The long road back to the NHL crested after Quick’s injury, when Budaj replaced Zatkoff during the third period of an Oct. 18 loss in Minnesota. Budaj then won his next four starts, all of which reached at least overtime, and seized the No. 1 role. He’s endured several losing streaks stretches since, including three of at least three games, but has largely held down the fort in front of a stingy Kings unit that cedes just 25.5 shots per game, fewest league-wide. Through Wednesday, only Washington’s Braden Holtby, the reigning Vezina Trophy winner, had posted as many clean sheets as Budaj’s seven. Earlier this week, after blanking Colorado and Philadelphia in back-to-back games, Budaj was named the NHL's third star.
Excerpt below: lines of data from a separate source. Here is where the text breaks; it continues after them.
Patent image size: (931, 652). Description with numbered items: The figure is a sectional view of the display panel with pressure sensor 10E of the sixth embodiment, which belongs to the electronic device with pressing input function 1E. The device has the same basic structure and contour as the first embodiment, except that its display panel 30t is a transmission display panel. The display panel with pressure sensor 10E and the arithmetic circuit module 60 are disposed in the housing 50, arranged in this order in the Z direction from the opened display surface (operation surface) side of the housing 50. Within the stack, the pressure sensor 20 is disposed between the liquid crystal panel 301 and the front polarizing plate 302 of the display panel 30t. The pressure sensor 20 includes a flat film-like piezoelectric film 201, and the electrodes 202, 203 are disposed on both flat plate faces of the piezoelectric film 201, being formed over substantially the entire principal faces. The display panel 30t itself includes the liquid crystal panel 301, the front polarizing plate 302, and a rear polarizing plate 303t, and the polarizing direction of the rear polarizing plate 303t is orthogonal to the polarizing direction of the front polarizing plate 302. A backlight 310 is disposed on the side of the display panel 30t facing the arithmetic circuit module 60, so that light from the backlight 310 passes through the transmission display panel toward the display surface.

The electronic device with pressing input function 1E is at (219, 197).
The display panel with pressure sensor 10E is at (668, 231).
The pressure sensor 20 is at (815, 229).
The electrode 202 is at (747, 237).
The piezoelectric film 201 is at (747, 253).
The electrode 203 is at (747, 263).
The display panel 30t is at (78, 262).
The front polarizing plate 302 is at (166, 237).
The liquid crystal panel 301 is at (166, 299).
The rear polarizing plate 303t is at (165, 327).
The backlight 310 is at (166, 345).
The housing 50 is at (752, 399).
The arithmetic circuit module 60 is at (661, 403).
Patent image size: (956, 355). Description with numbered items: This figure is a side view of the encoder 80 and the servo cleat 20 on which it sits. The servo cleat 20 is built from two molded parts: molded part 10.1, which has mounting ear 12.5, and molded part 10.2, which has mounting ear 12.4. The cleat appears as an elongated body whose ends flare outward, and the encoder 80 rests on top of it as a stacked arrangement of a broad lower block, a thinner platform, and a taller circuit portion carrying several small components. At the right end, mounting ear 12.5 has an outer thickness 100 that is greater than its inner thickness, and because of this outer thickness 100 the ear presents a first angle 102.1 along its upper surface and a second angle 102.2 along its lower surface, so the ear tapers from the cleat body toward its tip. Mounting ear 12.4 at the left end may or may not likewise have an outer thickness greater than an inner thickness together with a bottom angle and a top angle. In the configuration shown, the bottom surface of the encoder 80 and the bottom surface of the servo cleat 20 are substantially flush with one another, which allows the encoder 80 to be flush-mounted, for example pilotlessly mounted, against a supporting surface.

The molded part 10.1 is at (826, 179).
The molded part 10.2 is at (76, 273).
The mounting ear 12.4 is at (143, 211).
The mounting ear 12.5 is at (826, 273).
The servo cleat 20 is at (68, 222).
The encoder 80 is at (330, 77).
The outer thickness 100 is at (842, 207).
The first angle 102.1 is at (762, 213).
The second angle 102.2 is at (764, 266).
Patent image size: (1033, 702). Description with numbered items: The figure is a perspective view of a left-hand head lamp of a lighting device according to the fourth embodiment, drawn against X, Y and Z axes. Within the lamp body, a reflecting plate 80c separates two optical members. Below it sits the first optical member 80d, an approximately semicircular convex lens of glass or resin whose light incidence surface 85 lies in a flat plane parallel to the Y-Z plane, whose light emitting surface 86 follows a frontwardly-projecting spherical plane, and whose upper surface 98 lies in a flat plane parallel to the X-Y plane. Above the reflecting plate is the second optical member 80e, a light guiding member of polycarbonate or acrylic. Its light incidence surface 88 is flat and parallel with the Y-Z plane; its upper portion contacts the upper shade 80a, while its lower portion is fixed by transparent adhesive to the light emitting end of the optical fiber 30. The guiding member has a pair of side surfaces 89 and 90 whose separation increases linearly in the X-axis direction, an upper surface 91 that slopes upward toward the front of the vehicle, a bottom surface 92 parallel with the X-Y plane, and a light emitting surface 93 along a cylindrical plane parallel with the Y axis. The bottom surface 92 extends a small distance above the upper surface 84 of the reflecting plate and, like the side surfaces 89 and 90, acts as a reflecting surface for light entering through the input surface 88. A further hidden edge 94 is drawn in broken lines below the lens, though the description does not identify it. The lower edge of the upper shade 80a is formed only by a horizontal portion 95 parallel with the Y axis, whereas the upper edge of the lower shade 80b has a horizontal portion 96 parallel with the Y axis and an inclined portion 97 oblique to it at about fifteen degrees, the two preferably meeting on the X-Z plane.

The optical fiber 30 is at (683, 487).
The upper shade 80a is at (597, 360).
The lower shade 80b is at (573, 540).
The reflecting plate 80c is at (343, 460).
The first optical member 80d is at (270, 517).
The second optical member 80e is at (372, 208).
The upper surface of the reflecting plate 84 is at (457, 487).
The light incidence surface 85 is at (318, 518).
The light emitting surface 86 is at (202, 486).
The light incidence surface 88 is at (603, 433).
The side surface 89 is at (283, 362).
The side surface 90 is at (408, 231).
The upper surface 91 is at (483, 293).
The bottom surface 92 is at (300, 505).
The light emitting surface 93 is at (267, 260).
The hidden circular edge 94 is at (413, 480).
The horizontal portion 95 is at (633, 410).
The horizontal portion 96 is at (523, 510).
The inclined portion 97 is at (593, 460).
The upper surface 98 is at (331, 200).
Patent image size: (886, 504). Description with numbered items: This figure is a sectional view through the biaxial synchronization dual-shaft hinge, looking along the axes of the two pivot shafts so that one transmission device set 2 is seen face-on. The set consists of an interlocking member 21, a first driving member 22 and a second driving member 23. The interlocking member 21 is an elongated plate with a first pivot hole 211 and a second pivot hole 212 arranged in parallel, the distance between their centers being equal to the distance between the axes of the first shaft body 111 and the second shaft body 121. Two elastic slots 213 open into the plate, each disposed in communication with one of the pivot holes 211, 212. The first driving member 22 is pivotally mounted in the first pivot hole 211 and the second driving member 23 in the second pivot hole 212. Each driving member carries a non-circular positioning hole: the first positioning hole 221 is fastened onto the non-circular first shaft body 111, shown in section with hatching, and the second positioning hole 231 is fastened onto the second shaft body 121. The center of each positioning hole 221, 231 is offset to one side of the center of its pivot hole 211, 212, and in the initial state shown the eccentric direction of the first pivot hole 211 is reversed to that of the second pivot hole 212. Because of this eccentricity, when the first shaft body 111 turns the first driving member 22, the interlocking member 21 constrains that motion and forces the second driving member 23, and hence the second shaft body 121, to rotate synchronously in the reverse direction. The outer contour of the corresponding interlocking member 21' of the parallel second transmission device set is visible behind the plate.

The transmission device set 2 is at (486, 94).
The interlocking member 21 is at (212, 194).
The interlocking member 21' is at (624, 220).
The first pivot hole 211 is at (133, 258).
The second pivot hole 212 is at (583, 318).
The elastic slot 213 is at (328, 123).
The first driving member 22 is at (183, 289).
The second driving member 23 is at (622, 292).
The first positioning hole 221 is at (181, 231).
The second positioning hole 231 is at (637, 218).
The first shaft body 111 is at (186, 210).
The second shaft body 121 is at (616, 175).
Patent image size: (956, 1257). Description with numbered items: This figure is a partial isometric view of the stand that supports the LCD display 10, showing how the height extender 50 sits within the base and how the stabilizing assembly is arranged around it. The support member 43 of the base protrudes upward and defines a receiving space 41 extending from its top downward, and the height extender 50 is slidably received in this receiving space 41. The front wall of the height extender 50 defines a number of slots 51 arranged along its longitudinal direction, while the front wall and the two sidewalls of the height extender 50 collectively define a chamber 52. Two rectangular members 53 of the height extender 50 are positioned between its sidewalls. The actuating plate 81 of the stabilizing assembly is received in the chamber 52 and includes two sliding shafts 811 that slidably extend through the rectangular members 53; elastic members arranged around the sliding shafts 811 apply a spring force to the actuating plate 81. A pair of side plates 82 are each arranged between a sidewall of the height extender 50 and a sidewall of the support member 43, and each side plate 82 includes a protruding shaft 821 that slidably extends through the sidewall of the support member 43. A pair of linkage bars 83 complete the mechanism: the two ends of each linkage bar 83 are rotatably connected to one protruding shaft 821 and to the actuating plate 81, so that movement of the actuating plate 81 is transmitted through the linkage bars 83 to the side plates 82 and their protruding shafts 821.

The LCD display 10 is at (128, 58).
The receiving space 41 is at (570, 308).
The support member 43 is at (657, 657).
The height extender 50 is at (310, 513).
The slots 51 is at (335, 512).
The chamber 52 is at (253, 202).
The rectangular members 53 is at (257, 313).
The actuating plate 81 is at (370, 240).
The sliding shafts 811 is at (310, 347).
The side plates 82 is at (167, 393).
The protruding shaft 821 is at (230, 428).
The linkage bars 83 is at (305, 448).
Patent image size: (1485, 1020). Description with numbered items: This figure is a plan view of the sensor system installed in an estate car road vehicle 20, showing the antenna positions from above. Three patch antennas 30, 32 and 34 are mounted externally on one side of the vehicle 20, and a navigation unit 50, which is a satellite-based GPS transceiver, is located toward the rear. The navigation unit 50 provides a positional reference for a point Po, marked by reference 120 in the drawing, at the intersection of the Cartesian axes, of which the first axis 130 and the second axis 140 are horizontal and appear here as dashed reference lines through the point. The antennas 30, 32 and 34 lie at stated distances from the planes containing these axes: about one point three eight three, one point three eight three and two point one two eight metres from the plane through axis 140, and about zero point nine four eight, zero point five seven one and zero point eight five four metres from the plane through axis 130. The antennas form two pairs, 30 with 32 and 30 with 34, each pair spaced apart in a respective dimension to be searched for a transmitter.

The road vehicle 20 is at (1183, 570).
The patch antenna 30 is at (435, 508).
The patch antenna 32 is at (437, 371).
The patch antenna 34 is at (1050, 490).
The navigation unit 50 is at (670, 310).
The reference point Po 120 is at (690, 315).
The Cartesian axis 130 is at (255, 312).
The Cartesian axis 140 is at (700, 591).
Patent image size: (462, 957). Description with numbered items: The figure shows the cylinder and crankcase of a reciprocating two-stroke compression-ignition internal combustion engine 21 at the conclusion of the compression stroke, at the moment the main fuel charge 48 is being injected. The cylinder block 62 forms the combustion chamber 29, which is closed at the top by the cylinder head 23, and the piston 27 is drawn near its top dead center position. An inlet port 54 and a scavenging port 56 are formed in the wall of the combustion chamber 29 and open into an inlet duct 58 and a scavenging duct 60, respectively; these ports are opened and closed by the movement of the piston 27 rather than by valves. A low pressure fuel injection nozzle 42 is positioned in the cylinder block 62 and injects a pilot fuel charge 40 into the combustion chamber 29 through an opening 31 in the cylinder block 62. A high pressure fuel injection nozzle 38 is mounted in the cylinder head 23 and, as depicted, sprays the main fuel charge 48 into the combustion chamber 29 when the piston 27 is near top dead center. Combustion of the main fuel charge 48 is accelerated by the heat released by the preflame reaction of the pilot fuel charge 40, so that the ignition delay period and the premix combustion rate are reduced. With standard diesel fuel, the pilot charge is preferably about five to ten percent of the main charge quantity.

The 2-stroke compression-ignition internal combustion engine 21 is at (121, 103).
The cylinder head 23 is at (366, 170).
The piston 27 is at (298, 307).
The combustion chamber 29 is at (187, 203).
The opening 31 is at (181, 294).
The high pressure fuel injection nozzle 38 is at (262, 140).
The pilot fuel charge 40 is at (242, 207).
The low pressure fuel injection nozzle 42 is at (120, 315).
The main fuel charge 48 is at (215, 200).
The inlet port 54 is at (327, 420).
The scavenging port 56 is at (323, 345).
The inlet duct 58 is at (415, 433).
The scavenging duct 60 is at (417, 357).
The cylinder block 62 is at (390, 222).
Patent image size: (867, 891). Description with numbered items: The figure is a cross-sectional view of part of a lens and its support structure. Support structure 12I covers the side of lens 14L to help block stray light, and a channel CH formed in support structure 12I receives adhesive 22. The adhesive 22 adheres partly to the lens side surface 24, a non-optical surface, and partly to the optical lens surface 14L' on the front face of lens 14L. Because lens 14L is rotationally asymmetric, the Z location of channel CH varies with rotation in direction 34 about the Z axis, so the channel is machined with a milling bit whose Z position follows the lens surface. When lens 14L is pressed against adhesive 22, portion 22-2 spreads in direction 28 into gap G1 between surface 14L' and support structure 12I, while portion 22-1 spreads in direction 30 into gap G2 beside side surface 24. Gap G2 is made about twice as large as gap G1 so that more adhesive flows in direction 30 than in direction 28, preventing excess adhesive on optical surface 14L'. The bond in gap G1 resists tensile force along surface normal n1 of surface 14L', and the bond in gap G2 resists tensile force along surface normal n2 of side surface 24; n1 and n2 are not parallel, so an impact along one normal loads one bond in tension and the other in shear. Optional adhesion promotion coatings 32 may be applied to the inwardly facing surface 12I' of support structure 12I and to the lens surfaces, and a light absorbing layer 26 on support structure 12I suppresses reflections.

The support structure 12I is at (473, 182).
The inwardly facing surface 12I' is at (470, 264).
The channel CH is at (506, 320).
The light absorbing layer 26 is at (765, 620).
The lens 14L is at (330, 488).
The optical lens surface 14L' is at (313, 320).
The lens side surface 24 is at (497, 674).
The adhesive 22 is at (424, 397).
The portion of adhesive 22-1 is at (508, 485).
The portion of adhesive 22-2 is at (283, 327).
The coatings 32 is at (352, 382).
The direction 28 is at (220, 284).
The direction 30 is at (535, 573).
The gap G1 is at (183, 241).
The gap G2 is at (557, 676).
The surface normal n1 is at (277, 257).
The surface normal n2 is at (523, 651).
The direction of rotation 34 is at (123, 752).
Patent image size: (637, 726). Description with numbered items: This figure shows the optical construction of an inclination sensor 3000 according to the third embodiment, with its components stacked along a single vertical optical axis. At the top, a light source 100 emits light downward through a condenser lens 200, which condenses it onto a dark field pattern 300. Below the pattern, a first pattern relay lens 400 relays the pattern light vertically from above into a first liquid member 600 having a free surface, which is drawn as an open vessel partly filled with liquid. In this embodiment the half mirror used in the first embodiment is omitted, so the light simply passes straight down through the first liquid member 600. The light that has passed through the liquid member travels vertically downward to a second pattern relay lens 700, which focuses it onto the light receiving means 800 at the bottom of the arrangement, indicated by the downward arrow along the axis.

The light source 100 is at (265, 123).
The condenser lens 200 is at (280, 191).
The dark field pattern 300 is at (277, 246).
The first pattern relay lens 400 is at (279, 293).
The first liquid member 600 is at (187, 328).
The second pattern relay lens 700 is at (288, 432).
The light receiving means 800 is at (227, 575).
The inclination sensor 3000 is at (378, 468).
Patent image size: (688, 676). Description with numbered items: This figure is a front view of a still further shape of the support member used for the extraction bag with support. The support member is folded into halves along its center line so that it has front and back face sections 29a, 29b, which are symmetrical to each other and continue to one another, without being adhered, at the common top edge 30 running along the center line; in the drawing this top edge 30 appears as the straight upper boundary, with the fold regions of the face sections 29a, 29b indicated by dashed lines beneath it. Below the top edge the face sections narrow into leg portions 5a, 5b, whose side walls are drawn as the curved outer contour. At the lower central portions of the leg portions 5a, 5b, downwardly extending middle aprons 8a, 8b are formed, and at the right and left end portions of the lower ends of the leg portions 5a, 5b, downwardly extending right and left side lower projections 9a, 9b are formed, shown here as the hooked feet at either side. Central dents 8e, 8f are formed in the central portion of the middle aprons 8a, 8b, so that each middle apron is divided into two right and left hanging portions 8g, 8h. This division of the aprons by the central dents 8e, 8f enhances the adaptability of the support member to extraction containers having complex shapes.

“He’s just been riding,” Kings forward Marian Gaborik says. “He’s been playing well. We don’t give up much as a team. But if we do, he’s been there.”
Assuming all goes to plan, Budaj might not occupy the starting net for much longer; earlier this month, Quick practiced for the first time since his injury. If and when Quick fully recovers, though—he’s working on an indefinite timetable—Budaj will almost certainly remain on the NHL roster. (One source described his job security in even firmer terms: “There’s no way he’s going down.”) After enduring so much, the freakin' boss has earned at least that.
“Sometimes the road goes different paths than you wish to go,” Budaj says, “but I always believe it’s the right path for you.”